When George Bush was President many Frenchmen would tell me how much they hated George Bush. I would be sympathetic but tell them that should France ever be attacked by a hostile enemy, the first phone call they would make would be to George Bush.
Are there things about American and Canada that disturb me? Of course. Am I concerned about the state of the church in both countries? Should I be concerned about the lifeless condition of the evangelical church in Europe? Perhaps I should just, “whistle through the graveyard.”
I will not for the sake of popularity and approval, play the ostrich.
“You are ready to go at four today?”
“Where? Go where?” I replied.
“You are to preach tonight. I told you, don’t you remember? We go must go to Horten (I thought he said “Horten” but he did not. It sounded like Horten, a village about 20 kilometers to the east.).
I was immediately panicked and I raced through my mind. “Why didn’t I know this? Did he tell me? Well, probably, yes, he did but somehow I didn’t hear him. Nevertheless, I will have to quickly throw myself together appear calm and prepared.”
I thought through what I might talk about, put on presentable, pulpiteering clothes and ran out of the door at four with Jeanne close behind me.
We happily settled ourselves into the van and away we went down the hill and onto the highway in the direction of Horten. We went right through the city of Horten, took the van onto a ferry and floated across to Moss on the other side of the Oslo fiord.
I knew I had it wrong again. No doubt, the appointment was not in Horten. Horten wasn’t even close. Instead, we drove and drove until we came within five miles of Sweden finally arriving at a small church called Betel. Cross cultural communication has its complications.
By 7:30 I was up and at’em with what I think turned out to be a happy outcome. People seemed to be edified and blessed. I have been invited back and that’s always a good sign.
Following the hour and a half service we went for “bread” at the pastor’s home. They call this “bread” and they have it three times a day. Generally it is the same fare at all three occasions and in every home in Norway. The big meal is around 3PM and they call this meal, “Dinner.”
One can expect these items to appear on the table, bread, butter, jelly, cucumbers, red peppers, tomatoes, lunch meats, cheeses (a brown one for sure), pickles, liver pate’, perhaps caviar, honey and sometimes boiled eggs.
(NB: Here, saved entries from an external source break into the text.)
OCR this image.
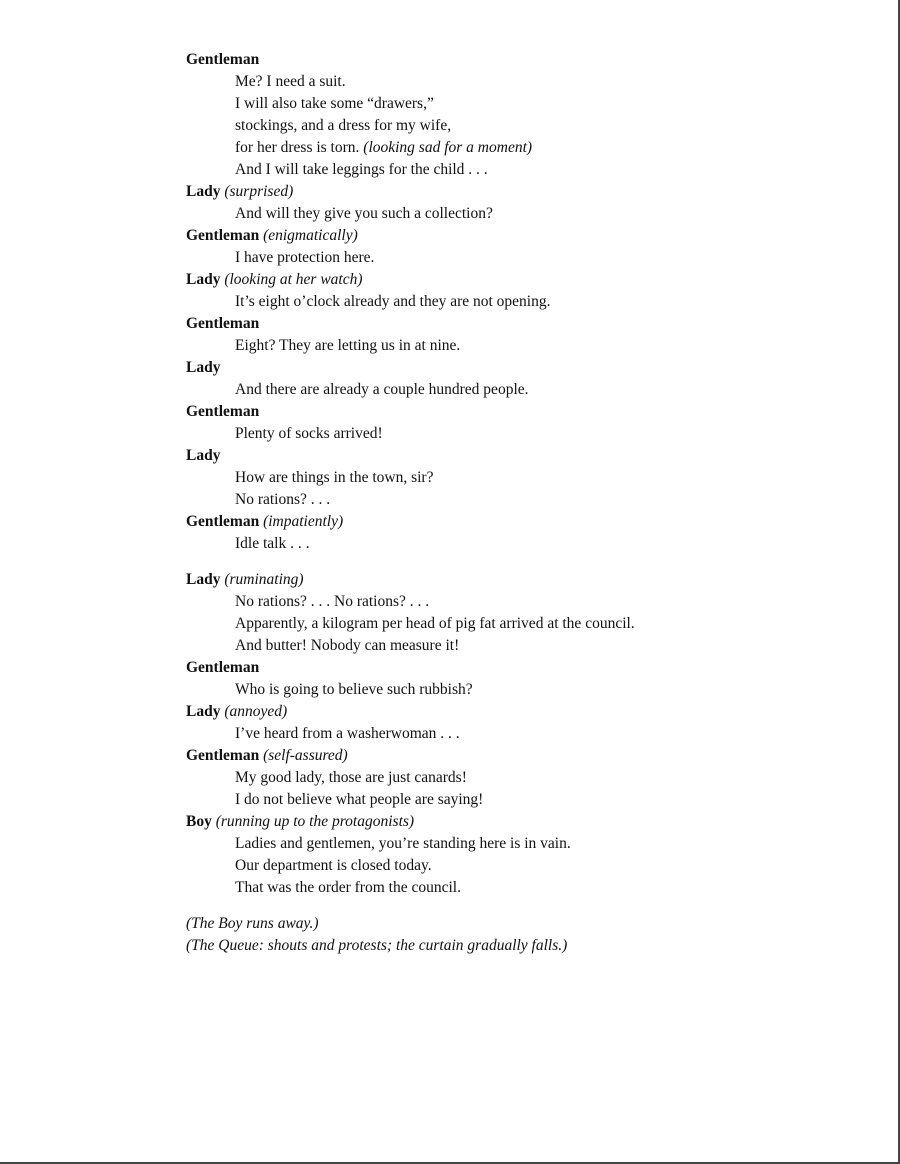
Gentleman
Me? I need a suit.
I will also take some “drawers,”
stockings, and a dress for my wife,
for her dress is torn. (looking sad for a moment)
And I will take leggings for the child . . .
Lady (surprised)
And will they give you such a collection?
Gentleman (enigmatically)
I have protection here.
Lady (looking at her watch)
It’s eight o’clock already and they are not opening.
Gentleman
Eight? They are letting us in at nine.
Lady
And there are already a couple hundred people.
Gentleman
Plenty of socks arrived!
Lady
How are things in the town, sir?
No rations? . . .
Gentleman (impatiently)
Idle talk . . .
Lady (ruminating)
No rations? . . . No rations? . . .
Apparently, a kilogram per head of pig fat arrived at the council.
And butter! Nobody can measure it!
Gentleman
Who is going to believe such rubbish?
Lady (annoyed)
I’ve heard from a washerwoman . . .
Gentleman (self-assured)
My good lady, those are just canards!
I do not believe what people are saying!
Boy (running up to the protagonists)
Ladies and gentlemen, you’re standing here is in vain.
Our department is closed today.
That was the order from the council.
(The Boy runs away.)
(The Queue: shouts and protests; the curtain gradually falls.)
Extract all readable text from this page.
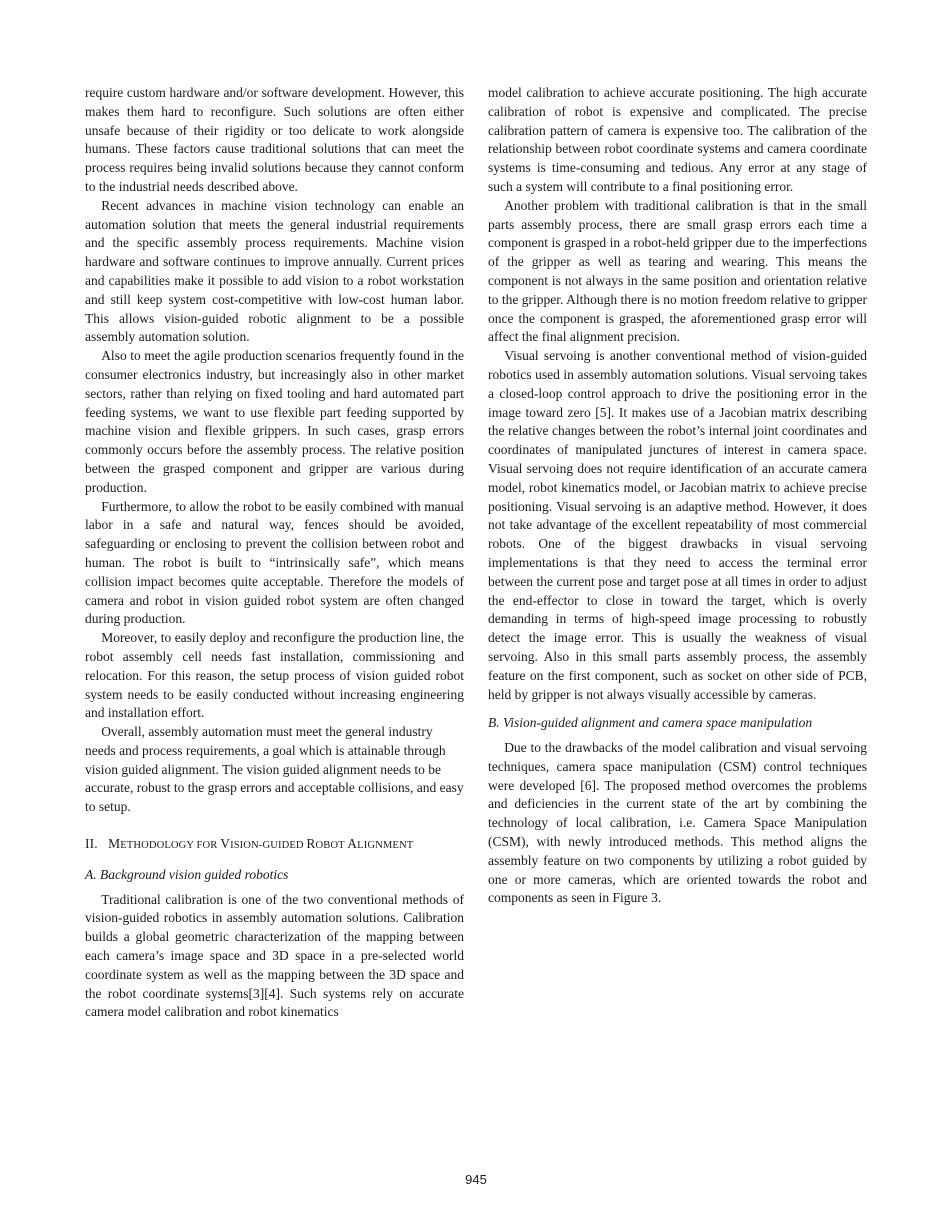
require custom hardware and/or software development. However, this makes them hard to reconfigure. Such solutions are often either unsafe because of their rigidity or too delicate to work alongside humans. These factors cause traditional solutions that can meet the process requires being invalid solutions because they cannot conform to the industrial needs described above.

Recent advances in machine vision technology can enable an automation solution that meets the general industrial requirements and the specific assembly process requirements. Machine vision hardware and software continues to improve annually. Current prices and capabilities make it possible to add vision to a robot workstation and still keep system cost-competitive with low-cost human labor. This allows vision-guided robotic alignment to be a possible assembly automation solution.

Also to meet the agile production scenarios frequently found in the consumer electronics industry, but increasingly also in other market sectors, rather than relying on fixed tooling and hard automated part feeding systems, we want to use flexible part feeding supported by machine vision and flexible grippers. In such cases, grasp errors commonly occurs before the assembly process. The relative position between the grasped component and gripper are various during production.

Furthermore, to allow the robot to be easily combined with manual labor in a safe and natural way, fences should be avoided, safeguarding or enclosing to prevent the collision between robot and human. The robot is built to “intrinsically safe”, which means collision impact becomes quite acceptable. Therefore the models of camera and robot in vision guided robot system are often changed during production.

Moreover, to easily deploy and reconfigure the production line, the robot assembly cell needs fast installation, commissioning and relocation. For this reason, the setup process of vision guided robot system needs to be easily conducted without increasing engineering and installation effort.

Overall, assembly automation must meet the general industry needs and process requirements, a goal which is attainable through vision guided alignment. The vision guided alignment needs to be accurate, robust to the grasp errors and acceptable collisions, and easy to setup.

II. METHODOLOGY FOR VISION-GUIDED ROBOT ALIGNMENT
A. Background vision guided robotics

Traditional calibration is one of the two conventional methods of vision-guided robotics in assembly automation solutions. Calibration builds a global geometric characterization of the mapping between each camera’s image space and 3D space in a pre-selected world coordinate system as well as the mapping between the 3D space and the robot coordinate systems[3][4]. Such systems rely on accurate camera model calibration and robot kinematics

model calibration to achieve accurate positioning. The high accurate calibration of robot is expensive and complicated. The precise calibration pattern of camera is expensive too. The calibration of the relationship between robot coordinate systems and camera coordinate systems is time-consuming and tedious. Any error at any stage of such a system will contribute to a final positioning error.

Another problem with traditional calibration is that in the small parts assembly process, there are small grasp errors each time a component is grasped in a robot-held gripper due to the imperfections of the gripper as well as tearing and wearing. This means the component is not always in the same position and orientation relative to the gripper. Although there is no motion freedom relative to gripper once the component is grasped, the aforementioned grasp error will affect the final alignment precision.

Visual servoing is another conventional method of vision-guided robotics used in assembly automation solutions. Visual servoing takes a closed-loop control approach to drive the positioning error in the image toward zero [5]. It makes use of a Jacobian matrix describing the relative changes between the robot’s internal joint coordinates and coordinates of manipulated junctures of interest in camera space. Visual servoing does not require identification of an accurate camera model, robot kinematics model, or Jacobian matrix to achieve precise positioning. Visual servoing is an adaptive method. However, it does not take advantage of the excellent repeatability of most commercial robots. One of the biggest drawbacks in visual servoing implementations is that they need to access the terminal error between the current pose and target pose at all times in order to adjust the end-effector to close in toward the target, which is overly demanding in terms of high-speed image processing to robustly detect the image error. This is usually the weakness of visual servoing. Also in this small parts assembly process, the assembly feature on the first component, such as socket on other side of PCB, held by gripper is not always visually accessible by cameras.

B. Vision-guided alignment and camera space manipulation

Due to the drawbacks of the model calibration and visual servoing techniques, camera space manipulation (CSM) control techniques were developed [6]. The proposed method overcomes the problems and deficiencies in the current state of the art by combining the technology of local calibration, i.e. Camera Space Manipulation (CSM), with newly introduced methods. This method aligns the assembly feature on two components by utilizing a robot guided by one or more cameras, which are oriented towards the robot and components as seen in Figure 3.

945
It’s all good but I’m not used to this lack of variety.
Truth is, in Italy, it is almost always pasta of one kind or another and in Viet Nam, rice done this way or that. Bread was undoubtedly the historical nutritional mainstay of Norway in times past. Perhaps now it is mostly a hold over from tradition.
At any rate we had this wonderful spread of food at the pastors house (Norwegian coffee is terrific!) and were advised that if we didn’t leave immediately we would miss the ferry. At break-neck speed we were down the highway toward Moss and home.